CoGR-MoE: Concept-Guided Expert Routing with Consistent Selection and Flexible Reasoning for Visual Question Answering

arXiv cs.CV / 4/21/2026

📰 NewsIdeas & Deep AnalysisModels & Research

共有:

Key Points

The paper introduces CoGR-MoE, a Mixture-of-Experts framework for Visual Question Answering that aims to stabilize expert routing while keeping reasoning flexible.
CoGR-MoE uses semantics of the answer options during training to guide expert selection, addressing the inconsistency caused by unstable routing in similar question types.
After routing, it reweights selected experts using option features to produce discriminative, option-level representations.
The method leverages these option-level representations for option comparison and further improves them using contrastive learning, achieving strong results across multiple VQA tasks.

Abstract

Visual Question Answering (VQA) requires models to identify the correct answer options based on both visual and textual evidence.
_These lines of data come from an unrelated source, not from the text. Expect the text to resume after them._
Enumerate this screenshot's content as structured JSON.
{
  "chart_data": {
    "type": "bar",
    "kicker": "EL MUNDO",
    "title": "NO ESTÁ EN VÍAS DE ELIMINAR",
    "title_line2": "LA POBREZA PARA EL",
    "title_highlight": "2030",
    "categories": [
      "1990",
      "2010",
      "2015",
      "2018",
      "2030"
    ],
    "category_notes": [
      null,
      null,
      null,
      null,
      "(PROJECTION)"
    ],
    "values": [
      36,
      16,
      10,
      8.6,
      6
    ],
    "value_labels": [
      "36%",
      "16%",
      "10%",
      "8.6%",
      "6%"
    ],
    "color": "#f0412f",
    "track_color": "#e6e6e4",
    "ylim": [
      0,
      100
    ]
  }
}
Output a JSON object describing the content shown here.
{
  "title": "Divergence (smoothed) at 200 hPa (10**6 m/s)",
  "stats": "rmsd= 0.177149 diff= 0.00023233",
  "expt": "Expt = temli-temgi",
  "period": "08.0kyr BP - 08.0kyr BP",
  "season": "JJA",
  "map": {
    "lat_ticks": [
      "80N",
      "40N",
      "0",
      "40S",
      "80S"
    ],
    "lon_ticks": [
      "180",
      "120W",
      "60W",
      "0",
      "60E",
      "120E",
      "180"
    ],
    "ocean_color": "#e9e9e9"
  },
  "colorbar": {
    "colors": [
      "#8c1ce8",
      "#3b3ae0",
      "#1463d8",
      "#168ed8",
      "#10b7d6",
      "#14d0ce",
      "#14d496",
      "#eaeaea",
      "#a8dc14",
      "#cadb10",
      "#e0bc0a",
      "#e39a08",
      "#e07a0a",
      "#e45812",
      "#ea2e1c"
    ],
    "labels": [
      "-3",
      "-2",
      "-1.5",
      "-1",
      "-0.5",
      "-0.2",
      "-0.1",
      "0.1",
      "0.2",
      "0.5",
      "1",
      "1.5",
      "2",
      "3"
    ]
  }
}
Recent Mixture-of-Experts (MoE) methods improve option reasoning by grouping similar concepts or routing based on examples. However, unstable routing can lead to inconsistent expert selection in the same question type, while overly stable routing may reduce flexibility. To address this, we propose Concept-Guided Routing framework (CoGR-MoE), which incorporates semantics of the answer options to guide expert selection in the training phase. Next, option features are used to reweight the selected experts, producing discriminative representations for each candidate option. These option-level representations are further used for option comparison and optimized via contrastive learning. The experimental results indicate that CoGR-MoE delivers strong performance across multiple VQA tasks, demonstrating the effectiveness of our approach.